Ekspresi itu. Aku sangat membenci ekspresi yang dia tampakkan. Memandangku dengan tatapan menjijikkan.
"Nay!" Kembali Mas Rasha bersuara.
Cih. Pecundang. Dia begitu lemah di hadapan wanita ini. Aku harus kuat. Kalau emosiku terpancing, dia akan menganggapku perempuan lemah lalu dia akan semena-mena terhadapku.
'Kamu pikir aku seperti istri yang ada di sinetron ikan terbang itu? Hanya bisa menangis saat dihina oleh gundik rendahan sepertimu?

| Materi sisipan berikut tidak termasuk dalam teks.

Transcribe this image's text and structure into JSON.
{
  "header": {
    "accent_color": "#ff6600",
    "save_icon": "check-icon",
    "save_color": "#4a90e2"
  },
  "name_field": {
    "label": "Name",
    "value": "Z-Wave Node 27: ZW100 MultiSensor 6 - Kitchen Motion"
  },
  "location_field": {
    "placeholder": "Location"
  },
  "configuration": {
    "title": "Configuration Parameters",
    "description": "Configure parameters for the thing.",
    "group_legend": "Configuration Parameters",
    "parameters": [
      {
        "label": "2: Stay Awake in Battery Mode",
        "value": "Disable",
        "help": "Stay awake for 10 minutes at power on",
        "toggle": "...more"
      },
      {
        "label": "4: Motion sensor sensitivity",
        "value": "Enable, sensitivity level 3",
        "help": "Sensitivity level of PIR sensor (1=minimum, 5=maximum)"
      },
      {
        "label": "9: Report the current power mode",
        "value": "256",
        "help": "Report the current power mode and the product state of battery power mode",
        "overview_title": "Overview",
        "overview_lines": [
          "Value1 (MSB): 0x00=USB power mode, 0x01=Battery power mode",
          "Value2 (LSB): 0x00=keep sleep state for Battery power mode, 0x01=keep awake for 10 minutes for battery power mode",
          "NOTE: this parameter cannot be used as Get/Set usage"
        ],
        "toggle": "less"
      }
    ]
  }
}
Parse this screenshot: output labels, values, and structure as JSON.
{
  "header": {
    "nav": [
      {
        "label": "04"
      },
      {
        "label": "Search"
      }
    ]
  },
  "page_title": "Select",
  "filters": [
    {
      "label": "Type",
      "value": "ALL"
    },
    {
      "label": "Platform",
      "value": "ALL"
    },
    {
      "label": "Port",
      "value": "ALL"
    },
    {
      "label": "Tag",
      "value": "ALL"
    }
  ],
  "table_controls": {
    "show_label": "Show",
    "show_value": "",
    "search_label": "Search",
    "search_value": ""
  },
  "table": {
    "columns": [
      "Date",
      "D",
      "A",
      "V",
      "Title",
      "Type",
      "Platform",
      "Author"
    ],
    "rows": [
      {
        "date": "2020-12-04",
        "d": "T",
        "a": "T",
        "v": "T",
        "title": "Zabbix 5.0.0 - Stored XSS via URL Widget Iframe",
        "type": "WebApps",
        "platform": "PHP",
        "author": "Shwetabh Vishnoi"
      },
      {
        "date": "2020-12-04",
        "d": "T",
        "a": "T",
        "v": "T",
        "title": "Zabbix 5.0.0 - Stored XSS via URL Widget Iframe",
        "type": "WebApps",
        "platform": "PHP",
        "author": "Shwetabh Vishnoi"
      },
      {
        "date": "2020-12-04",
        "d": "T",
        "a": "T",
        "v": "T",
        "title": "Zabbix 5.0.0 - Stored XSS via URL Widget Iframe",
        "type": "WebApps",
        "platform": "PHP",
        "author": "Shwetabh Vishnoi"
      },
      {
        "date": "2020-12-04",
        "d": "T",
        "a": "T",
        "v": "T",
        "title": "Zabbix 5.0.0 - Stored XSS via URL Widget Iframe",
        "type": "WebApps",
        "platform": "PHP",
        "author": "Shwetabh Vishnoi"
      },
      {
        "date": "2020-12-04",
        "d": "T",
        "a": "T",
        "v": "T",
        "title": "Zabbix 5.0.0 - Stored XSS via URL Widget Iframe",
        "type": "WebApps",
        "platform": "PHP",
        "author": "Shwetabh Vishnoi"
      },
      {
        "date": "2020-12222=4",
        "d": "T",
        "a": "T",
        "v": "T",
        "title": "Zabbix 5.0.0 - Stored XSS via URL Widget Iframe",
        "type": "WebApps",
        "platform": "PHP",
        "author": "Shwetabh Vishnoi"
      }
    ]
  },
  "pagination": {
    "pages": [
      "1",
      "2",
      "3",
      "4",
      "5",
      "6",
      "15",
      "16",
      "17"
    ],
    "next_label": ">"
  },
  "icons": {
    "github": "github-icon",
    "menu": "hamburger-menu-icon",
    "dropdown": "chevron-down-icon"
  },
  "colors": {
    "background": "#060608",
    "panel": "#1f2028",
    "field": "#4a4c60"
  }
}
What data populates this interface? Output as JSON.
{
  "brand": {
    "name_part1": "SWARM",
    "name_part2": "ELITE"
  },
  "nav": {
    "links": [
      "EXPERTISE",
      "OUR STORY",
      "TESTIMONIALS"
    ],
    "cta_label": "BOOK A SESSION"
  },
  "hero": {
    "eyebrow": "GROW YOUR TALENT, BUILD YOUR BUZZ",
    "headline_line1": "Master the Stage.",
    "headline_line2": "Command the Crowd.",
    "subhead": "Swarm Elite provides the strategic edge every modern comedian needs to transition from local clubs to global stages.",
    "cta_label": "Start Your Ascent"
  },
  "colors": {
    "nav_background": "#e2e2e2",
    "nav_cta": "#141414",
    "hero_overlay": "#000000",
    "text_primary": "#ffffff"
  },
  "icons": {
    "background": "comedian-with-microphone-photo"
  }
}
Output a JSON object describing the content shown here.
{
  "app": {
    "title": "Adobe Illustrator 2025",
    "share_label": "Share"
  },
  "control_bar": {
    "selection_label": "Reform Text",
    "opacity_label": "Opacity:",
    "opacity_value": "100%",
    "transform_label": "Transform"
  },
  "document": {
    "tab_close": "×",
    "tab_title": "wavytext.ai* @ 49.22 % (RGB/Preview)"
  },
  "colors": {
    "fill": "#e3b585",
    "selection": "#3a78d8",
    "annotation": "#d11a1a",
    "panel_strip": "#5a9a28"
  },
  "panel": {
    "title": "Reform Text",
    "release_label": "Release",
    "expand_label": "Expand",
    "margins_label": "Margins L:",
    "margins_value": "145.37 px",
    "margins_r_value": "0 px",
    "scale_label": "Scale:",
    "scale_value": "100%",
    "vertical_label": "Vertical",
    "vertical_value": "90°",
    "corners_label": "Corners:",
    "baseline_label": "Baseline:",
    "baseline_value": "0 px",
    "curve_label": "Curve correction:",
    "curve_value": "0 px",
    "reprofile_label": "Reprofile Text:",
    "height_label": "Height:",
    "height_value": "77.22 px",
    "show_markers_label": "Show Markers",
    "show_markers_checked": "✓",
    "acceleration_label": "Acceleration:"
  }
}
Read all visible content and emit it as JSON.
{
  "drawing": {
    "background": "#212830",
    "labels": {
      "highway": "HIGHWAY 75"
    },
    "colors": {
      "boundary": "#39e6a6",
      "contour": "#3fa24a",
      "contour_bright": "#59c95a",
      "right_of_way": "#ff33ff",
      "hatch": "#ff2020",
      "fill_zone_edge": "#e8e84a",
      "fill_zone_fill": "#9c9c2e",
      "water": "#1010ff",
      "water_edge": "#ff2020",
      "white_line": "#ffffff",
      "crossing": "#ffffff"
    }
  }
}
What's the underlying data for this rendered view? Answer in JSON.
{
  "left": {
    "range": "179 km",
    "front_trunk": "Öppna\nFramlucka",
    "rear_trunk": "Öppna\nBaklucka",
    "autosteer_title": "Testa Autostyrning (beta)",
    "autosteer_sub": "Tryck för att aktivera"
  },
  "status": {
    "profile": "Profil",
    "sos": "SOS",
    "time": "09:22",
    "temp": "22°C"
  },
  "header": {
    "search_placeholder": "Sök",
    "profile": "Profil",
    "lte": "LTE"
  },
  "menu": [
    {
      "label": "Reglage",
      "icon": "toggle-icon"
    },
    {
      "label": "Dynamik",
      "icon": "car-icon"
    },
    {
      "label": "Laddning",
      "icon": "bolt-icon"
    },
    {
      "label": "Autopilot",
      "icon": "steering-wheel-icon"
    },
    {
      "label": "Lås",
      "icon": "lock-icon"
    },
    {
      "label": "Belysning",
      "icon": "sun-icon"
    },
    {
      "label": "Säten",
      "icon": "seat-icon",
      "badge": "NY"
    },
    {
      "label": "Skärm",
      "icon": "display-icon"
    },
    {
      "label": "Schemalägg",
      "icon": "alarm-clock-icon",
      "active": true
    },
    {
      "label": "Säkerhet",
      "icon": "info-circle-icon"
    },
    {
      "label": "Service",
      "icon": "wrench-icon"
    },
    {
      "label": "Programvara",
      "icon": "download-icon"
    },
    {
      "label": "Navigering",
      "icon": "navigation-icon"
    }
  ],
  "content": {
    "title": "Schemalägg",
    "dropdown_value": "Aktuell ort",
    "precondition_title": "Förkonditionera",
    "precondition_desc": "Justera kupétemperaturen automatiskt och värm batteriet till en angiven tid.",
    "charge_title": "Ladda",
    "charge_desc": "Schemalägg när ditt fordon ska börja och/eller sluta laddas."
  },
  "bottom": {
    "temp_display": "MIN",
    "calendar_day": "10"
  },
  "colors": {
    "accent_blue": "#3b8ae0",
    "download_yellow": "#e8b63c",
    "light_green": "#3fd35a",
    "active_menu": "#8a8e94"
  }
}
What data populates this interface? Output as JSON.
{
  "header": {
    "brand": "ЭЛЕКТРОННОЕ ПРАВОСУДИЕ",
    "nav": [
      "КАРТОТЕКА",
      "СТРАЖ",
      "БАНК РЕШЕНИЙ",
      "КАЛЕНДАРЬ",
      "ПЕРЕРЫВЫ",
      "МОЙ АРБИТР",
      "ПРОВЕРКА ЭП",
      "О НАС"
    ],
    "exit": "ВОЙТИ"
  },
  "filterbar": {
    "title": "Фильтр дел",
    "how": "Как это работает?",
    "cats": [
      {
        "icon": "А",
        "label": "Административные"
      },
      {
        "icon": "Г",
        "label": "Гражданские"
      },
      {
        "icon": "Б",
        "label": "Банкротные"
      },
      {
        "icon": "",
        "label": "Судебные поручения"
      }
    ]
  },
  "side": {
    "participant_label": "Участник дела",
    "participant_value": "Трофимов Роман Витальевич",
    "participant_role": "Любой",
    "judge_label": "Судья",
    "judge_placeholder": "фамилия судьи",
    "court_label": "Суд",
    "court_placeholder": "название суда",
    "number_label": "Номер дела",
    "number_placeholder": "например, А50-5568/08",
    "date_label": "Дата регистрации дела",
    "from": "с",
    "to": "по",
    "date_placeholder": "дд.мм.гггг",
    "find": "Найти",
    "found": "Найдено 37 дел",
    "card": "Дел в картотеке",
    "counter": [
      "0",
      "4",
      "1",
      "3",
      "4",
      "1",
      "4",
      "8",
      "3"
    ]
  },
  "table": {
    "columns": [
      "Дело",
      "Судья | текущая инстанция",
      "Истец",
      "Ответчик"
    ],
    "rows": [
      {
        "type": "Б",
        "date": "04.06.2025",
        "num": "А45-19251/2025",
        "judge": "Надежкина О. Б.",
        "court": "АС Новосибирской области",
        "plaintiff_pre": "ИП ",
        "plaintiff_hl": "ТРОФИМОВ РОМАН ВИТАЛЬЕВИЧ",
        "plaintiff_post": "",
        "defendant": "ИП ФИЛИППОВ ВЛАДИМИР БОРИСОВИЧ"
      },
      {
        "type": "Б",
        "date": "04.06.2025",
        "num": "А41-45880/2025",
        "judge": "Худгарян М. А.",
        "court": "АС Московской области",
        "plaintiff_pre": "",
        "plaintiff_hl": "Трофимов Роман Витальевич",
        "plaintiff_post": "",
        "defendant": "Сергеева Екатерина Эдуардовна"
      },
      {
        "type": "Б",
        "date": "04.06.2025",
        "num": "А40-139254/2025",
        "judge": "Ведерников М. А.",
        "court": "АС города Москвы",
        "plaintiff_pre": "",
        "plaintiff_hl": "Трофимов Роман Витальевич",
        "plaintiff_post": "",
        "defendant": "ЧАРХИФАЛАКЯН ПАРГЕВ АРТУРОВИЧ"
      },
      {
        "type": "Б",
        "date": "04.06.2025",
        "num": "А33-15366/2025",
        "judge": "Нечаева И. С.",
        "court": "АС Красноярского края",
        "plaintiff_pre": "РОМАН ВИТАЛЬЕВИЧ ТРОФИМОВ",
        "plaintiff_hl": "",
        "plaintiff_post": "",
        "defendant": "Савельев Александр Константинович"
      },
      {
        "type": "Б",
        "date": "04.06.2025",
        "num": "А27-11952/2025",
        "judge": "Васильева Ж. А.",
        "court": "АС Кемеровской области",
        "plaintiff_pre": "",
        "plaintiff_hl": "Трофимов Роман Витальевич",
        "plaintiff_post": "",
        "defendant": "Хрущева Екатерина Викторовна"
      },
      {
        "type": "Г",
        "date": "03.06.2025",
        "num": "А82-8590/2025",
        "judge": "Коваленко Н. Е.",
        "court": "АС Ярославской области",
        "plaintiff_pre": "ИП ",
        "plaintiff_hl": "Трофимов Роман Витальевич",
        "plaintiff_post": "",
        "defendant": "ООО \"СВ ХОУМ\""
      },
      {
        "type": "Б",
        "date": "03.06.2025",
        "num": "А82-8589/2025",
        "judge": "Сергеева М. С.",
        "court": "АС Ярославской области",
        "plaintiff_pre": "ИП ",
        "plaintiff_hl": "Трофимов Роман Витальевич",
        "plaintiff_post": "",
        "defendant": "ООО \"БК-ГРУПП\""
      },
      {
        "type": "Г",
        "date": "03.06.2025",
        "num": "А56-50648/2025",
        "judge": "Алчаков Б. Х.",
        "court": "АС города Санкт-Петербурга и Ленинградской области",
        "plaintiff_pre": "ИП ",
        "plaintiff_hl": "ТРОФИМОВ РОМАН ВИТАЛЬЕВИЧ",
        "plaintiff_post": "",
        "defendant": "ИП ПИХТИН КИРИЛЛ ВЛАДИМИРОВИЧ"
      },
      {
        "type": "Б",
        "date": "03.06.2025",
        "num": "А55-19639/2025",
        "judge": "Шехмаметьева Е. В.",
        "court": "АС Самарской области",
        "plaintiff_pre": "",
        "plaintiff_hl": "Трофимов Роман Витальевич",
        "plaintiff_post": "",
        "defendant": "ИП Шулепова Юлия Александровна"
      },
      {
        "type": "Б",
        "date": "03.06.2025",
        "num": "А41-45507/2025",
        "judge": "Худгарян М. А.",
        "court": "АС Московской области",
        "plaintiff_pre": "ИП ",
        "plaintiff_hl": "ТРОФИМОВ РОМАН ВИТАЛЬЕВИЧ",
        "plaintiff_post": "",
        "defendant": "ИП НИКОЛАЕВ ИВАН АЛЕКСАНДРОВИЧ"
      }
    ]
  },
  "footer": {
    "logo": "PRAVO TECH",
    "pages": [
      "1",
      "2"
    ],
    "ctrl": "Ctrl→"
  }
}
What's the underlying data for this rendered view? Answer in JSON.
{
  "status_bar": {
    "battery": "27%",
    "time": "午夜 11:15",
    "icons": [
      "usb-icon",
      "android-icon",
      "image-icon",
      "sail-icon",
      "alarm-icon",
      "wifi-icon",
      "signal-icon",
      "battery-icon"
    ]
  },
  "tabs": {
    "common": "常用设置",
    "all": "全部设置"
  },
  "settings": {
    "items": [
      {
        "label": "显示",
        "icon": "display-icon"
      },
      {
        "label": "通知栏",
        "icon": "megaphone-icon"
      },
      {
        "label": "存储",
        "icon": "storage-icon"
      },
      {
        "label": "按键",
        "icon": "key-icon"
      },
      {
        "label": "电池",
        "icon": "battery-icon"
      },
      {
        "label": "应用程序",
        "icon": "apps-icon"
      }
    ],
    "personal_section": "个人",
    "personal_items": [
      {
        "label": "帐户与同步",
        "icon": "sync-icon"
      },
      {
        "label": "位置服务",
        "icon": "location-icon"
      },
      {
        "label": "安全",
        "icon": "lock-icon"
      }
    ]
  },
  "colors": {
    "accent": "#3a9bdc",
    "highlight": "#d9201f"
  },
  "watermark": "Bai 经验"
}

Kamu salah target!' batinku.
Aku tersenyum semanis mungkin.
"Kenapa kamu mempermasalahkan penampilanku? Toh, semua ini aku lakukan untuk menyenangkan perut suamiku. Memberikannya servis terbaik sebagai istri yang berbakti. Tidak sepertimu yang hanya bisa menguras uangnya saja. Eh, atau .... uang pria hidung belang di luar sana juga?" cibirku.
"Mas ...." Dia mengadu pada suamiku yang sejak tadi tak bisa berbuat apa-apa.
Aku beranjak menuju sofa ruang tamu. Mendudukkan diri dengan menyilang kaki kanan di atas paha kiriku. Mas Rasha dan gundiknya juga ikut mendudukkan diri tepat di hadapanku.
"Bicaralah, Mas!"
Mas Rasha berkali-kali merubah posisi duduknya.
"Dek, mas minta maaf. Ini semua salah mas."
"Lalu?"
"Semua sudah terjadi. Kamu harus bisa menerima Nayla sebagai adik madumu," ucapnya.
"Semudah itu?" tanyaku dengan berusaha menahan gemuruh di dalam dada. Aku harus tetap terlihat tenang meskipun hati sebaliknya.
"Dek, Nayla tengah mengandung darah dagingku. Mas harus bertanggungjawab."
Aku sudah menduganya sejak awal. Sebisa mungkin aku berusaha tetap tenang.
"Mas harus menikahinya. Usia kandungannya sudah tiga bulan."
"Jadi ...." Sengaja aku menggantung kata-kataku. Sungguh, mulut ini tak sanggup untuk sekedar melanjutkan.
"Ya, aku hamil dua bulan sebelum Mas Rasha menikahiku," jawab wanita itu.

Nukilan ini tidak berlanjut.